Akıllı telefonlarınızdan
kurtulun ya da sadece gerçekten gerekli olduğunda kullanın. Bunu başaramıyorsanız
kurtulmanız daha iyi.
Haberleri
dinlemeyin.
Tüketime kanmayın.
Sadece doğru değerleri
satın alın.
Maddeye değil
deneyime ve içsel ilerlemeye yatırım yapın.
Okuyun.
Kalbi iyi, olanı
doğru değerlendiren, cömert, cesur ve şefkatli insanlarla bir araya gelin. Sık sık bir araya gelin ve konuşun. Bu
size harekete geçme gücü kazandıracak. Böyle olmayan insanlara karşı tıpkı küçük
bir çocuğa karşı olmanız gerektiği gibi anlayışlı olun ama onları hayatınızda
tutmayın. Bırakın hayatınızdan çıksınlar yoksa sizi de aynı bataklığa çekecekler.
-meli, -malı’ları bırakın.
Kendinizi tanımlama
çabanızdan kurtulun.
Alkış beklentinizi
fark edin ve bundan kurtulun.
Verdiğiniz sosyal
rüşvetleri ve bunları ne için verdiğinizi fark edin. Ardından bunu bırakın.
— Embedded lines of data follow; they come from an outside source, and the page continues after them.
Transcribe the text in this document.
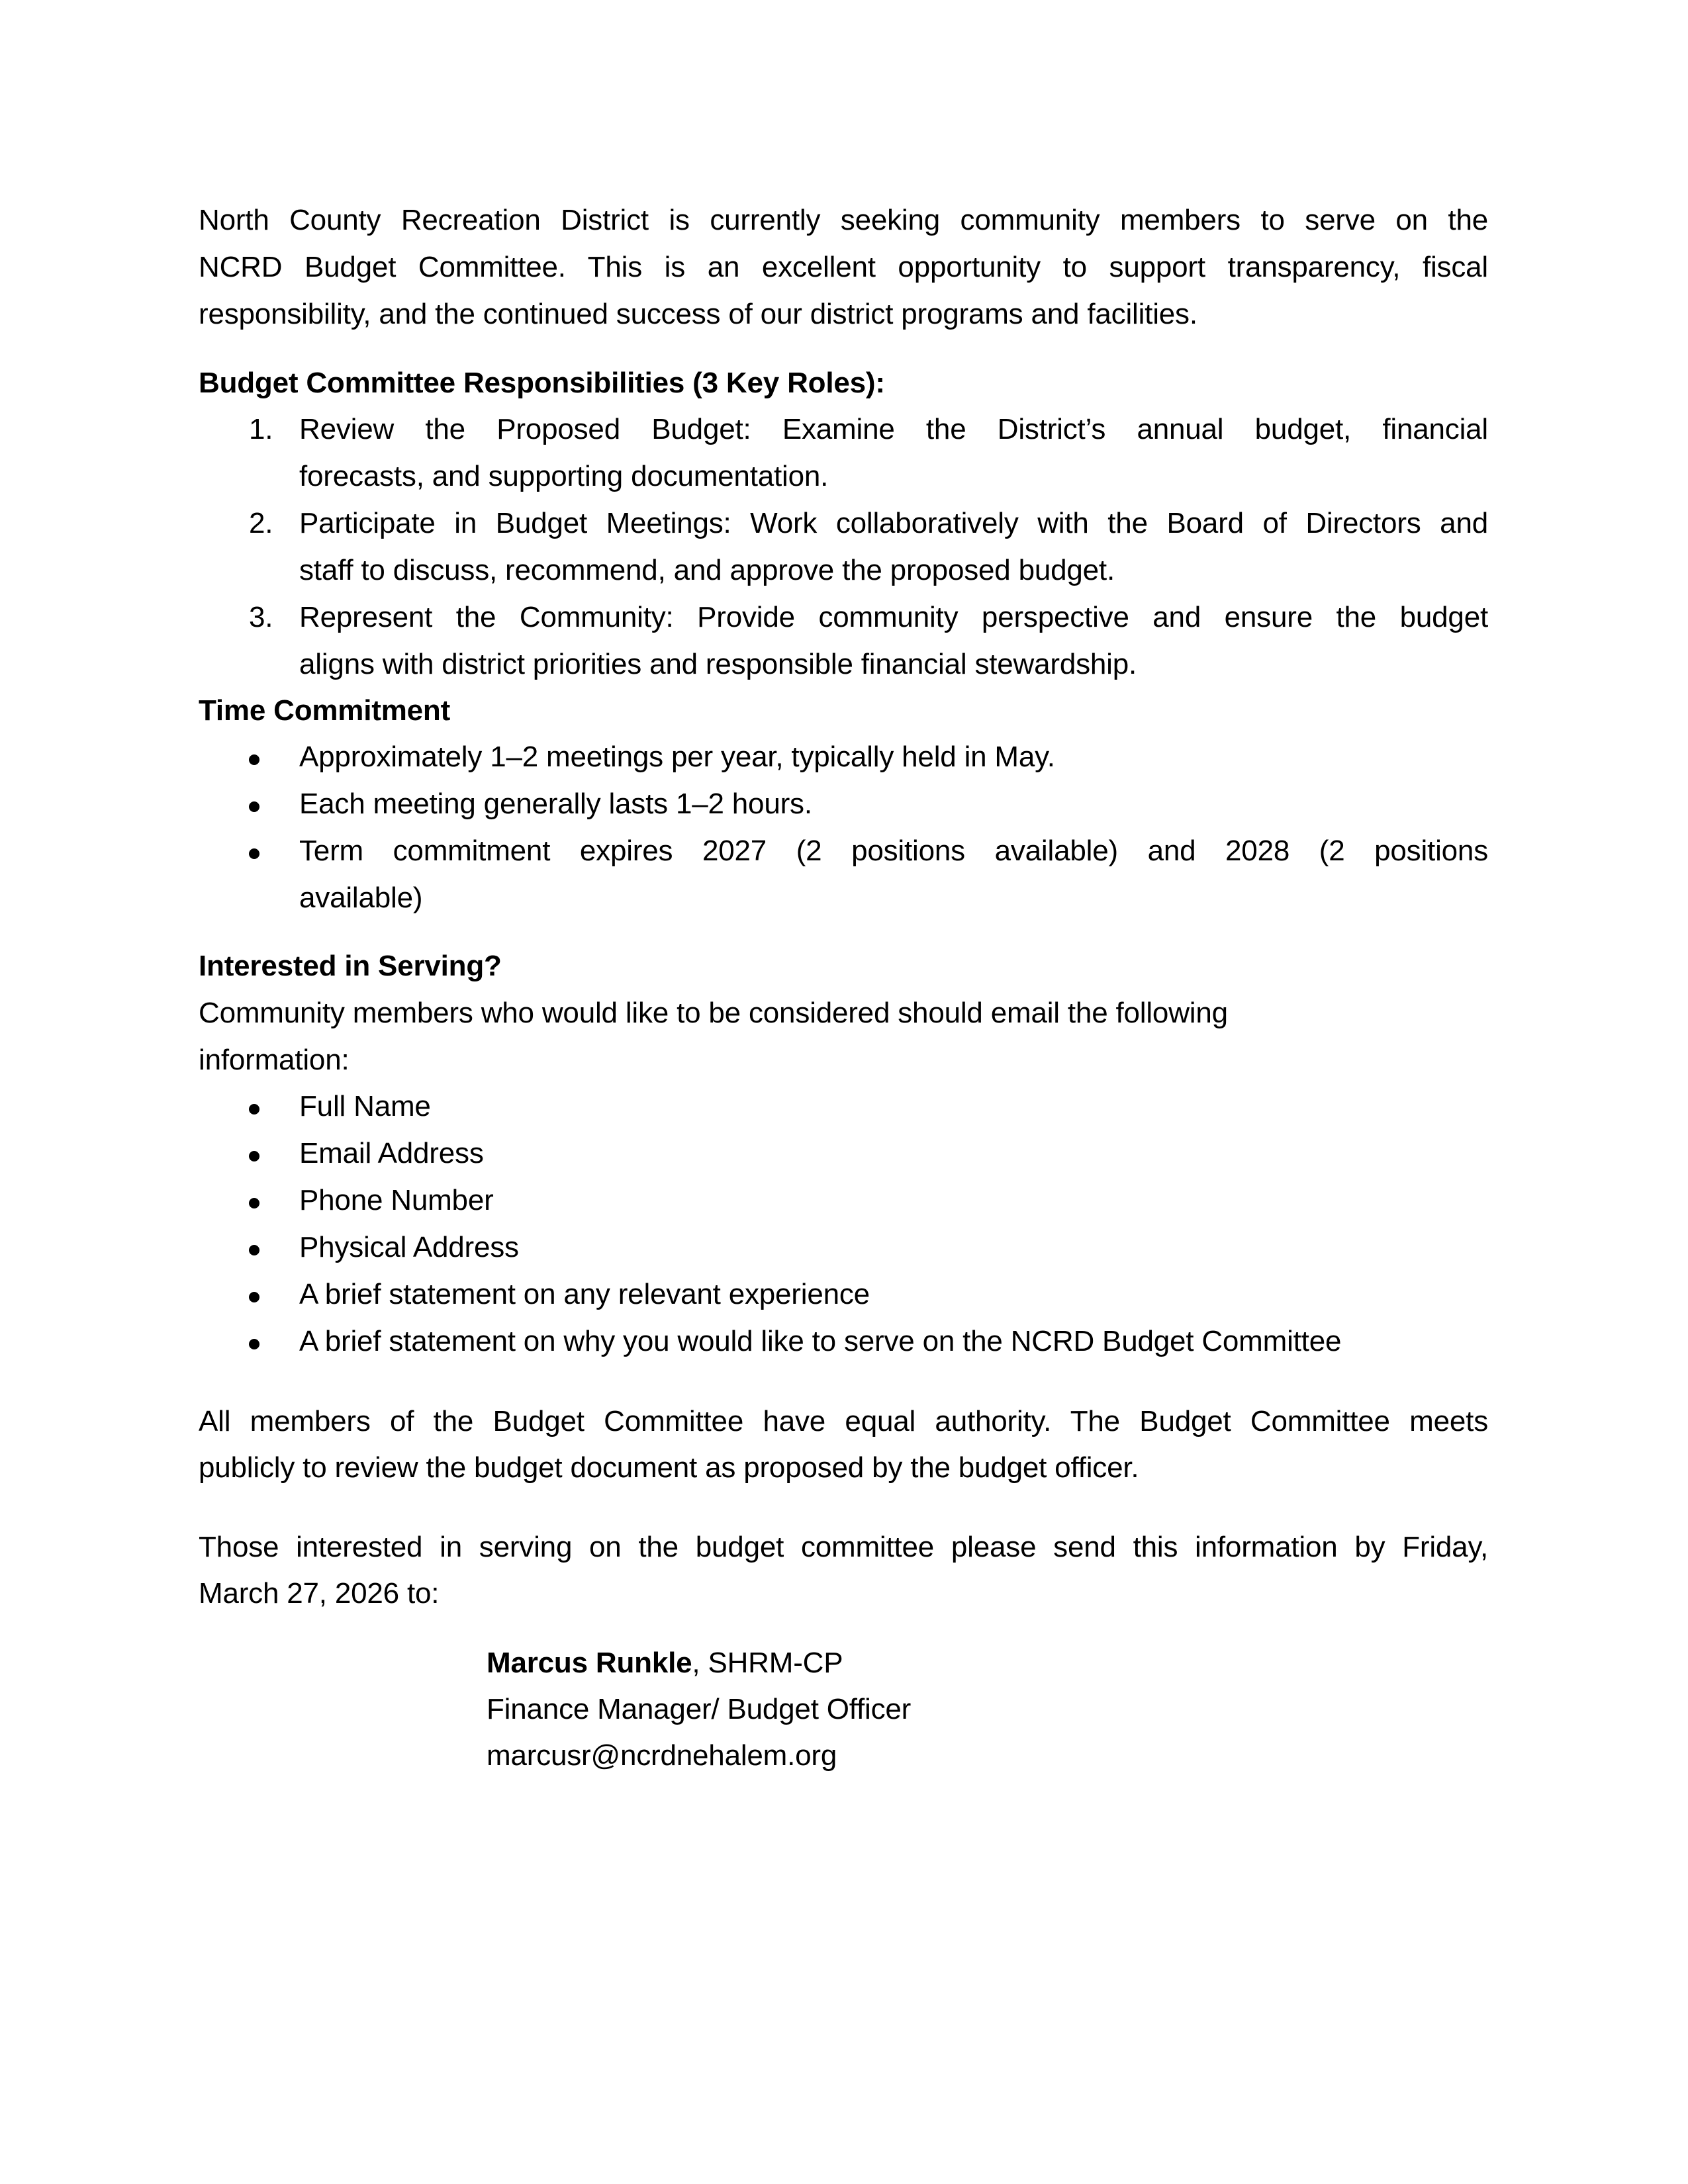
North County Recreation District is currently seeking community members to serve on the
NCRD Budget Committee. This is an excellent opportunity to support transparency, fiscal
responsibility, and the continued success of our district programs and facilities.
Budget Committee Responsibilities (3 Key Roles):
1. Review the Proposed Budget: Examine the District’s annual budget, financial
forecasts, and supporting documentation.
2. Participate in Budget Meetings: Work collaboratively with the Board of Directors and
staff to discuss, recommend, and approve the proposed budget.
3. Represent the Community: Provide community perspective and ensure the budget
aligns with district priorities and responsible financial stewardship.
Time Commitment
Approximately 1–2 meetings per year, typically held in May.
Each meeting generally lasts 1–2 hours.
Term commitment expires 2027 (2 positions available) and 2028 (2 positions
available)
Interested in Serving?
Community members who would like to be considered should email the following
information:
Full Name
Email Address
Phone Number
Physical Address
A brief statement on any relevant experience
A brief statement on why you would like to serve on the NCRD Budget Committee
All members of the Budget Committee have equal authority. The Budget Committee meets
publicly to review the budget document as proposed by the budget officer.
Those interested in serving on the budget committee please send this information by Friday,
March 27, 2026 to:
Marcus Runkle, SHRM-CP
Finance Manager/ Budget Officer
marcusr@ncrdnehalem.org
Liderlerin ve öğretmenlerin
görüntüsüne kanmayın. Eğer yalan yanlış beklentilerinizi aşarsanız onlardaki
sahtekarlığı görebileceğinizi unutmayın.
Olağan olun. Kendiliğinden
olun. Tavırlarınızı hesaplamayın. Olmayı yönetmeye kalkmayın.
Cimriliğinizi ve
bunun ardındaki korkuyu fark edin. Cömertlik ve cesaret geliştirin.
Eleştirmeyin. Eyleme
geçin.
Yakınmayın. Ya
kabul edin ya da eyleme geçin.
Suçlamayın. Affedin
ve eyleme geçin.
Durmayın. Eyleme
geçin.
Not: Biliyorum ki
bazıları buna uzun bir yazı diyecek.